Maybe I’ll end up writing a blog post about my work on this project separately.

Experimental GBA target

There we are.

The WonderSwan is not the only handheld I’ve played with throughout the last fourteen months. Among them is the device6 which I began my homebrew journey on, as a ten year old who had just discovered a copy of the then-early devkitPro updater: the Game Boy Advance.

To be fair, it wasn’t something I planned to do; GValiente of Butano fame directly led to its creation. While there are many alternate GBA toolchain compilations these days (the CMake-based gba-toolchain or meson-gba, for example), none of them provide binaries. Meanwhile, I was already packaging an ARMv4 C compiler as part of my above-mentioned assistance with BlocksDS.

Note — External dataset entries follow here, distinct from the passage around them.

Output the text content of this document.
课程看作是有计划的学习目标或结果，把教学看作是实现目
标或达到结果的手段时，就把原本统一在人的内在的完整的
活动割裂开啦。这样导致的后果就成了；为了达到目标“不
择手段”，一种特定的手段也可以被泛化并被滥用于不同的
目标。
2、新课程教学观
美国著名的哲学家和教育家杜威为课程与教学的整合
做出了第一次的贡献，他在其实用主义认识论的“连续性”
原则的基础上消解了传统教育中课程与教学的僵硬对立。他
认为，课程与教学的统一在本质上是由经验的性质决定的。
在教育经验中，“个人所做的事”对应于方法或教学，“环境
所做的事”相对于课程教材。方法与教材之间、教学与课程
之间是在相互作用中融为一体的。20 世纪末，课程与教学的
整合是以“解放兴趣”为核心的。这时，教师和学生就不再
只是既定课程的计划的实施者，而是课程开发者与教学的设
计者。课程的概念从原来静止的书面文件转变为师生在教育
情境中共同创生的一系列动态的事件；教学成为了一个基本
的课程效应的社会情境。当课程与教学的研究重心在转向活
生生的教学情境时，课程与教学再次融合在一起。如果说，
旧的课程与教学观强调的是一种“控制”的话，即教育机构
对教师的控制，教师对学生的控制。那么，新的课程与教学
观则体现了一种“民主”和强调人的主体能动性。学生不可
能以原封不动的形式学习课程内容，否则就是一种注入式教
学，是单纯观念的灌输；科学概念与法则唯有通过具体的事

There’s not much that goes into providing a bare-bones GBA toolchain. Any toolchain which can emit bare-metal ARM binary with a specific memory map and header format is well on its way to becoming one. After providing startup code which initializes the stack pointers and copies data from ROM to RAM, it was pretty much ready for use with Butano. However, I don’t personally like starting work on targets which only do what had already been done. I like to toy with new ideas and see how they play out in practice, and thankfully I managed to implement a few of the things on my wishlist of experiments.

The first one is the ability to set the default data region to either the 32KB of IWRAM (on-chip RAM) or the slower 256KB of EWRAM (external RAM). Contrary to the community standard, Wonderful places data in EWRAM by default7, but it allows you to change this.

The second and more notable one is IWRAM memory overlays. This feature provides an easy way to define overlapping code overlays in IWRAM - by listing all combinations that the user expects to be available simultaneously, the linker wrapper figures out how to arrange them in memory:

// In the following configuration:
[memory.overlay]
iwram = [
  ["one", "two"],
  ["one", "three"],
  ["four"]
]
// overlays "one" and "two" can co-exist, or "one" and "three", but not "two" and "three".
// alternatively, overlay "four" can be loaded, but not the other ones.

// a function can be assigned to an overlay like this...
__attribute__((noinline, section(".iwram_one"))) void func_a(void) {
    // ...code...
}

// ...and launched like this:
gba_overlay_load_iwram(one);
func_a();

There are other features I’d like to explore, such as:

  • compressed IWRAM and VRAM data as part of a multi-boot binary; after decompressing to IWRAM and VRAM, the area can be reused for BSS/noinit sections.
  • FatFs-based built-in filesystem driver with support for modern storage devices.

Unfortunately, I haven’t worked on any GBA-related project in a while. As such, the target has withered in this bare-bones state, without much in the way of libraries other than a hastily packaged port of libtonc. I’m busy with other hobby projects, but maybe one day…

The end

Thank you for reading! While I have seen less adoption of my WonderSwan toolchain than I had hoped for, I still enjoy tinkering with it from time to time. Onwards to another year of hacking!

Footnotes


  1. WW Compatibility Layer. ↩︎

  2. Both ways - Sour’s questions helped create many new test ROMs and fix mistakes on the WSdev Wiki. ↩︎

  3. IRAM can be accessed on a 16-bit bus with zero wait states. SRAM, conversely, can only be accessed on an 8-bit bus, and there is one cycle of additional wait state per access (which can be disabled on Color models). ↩︎

  4. On the other hand, 2 KB was enough for NES developers… ↩︎

  5. Built on the back of dozens of contributors over the past twenty years, who are listed here↩︎

  6. NO$GBA, actually. If I recall correctly, I only got a DS Lite some time later. ↩︎

  7. My rationale here is that “hot code” is typically tuned by hand by the programmer, while static data may end up being pulled in from external libraries or be scattered across a codebase being ported. ↩︎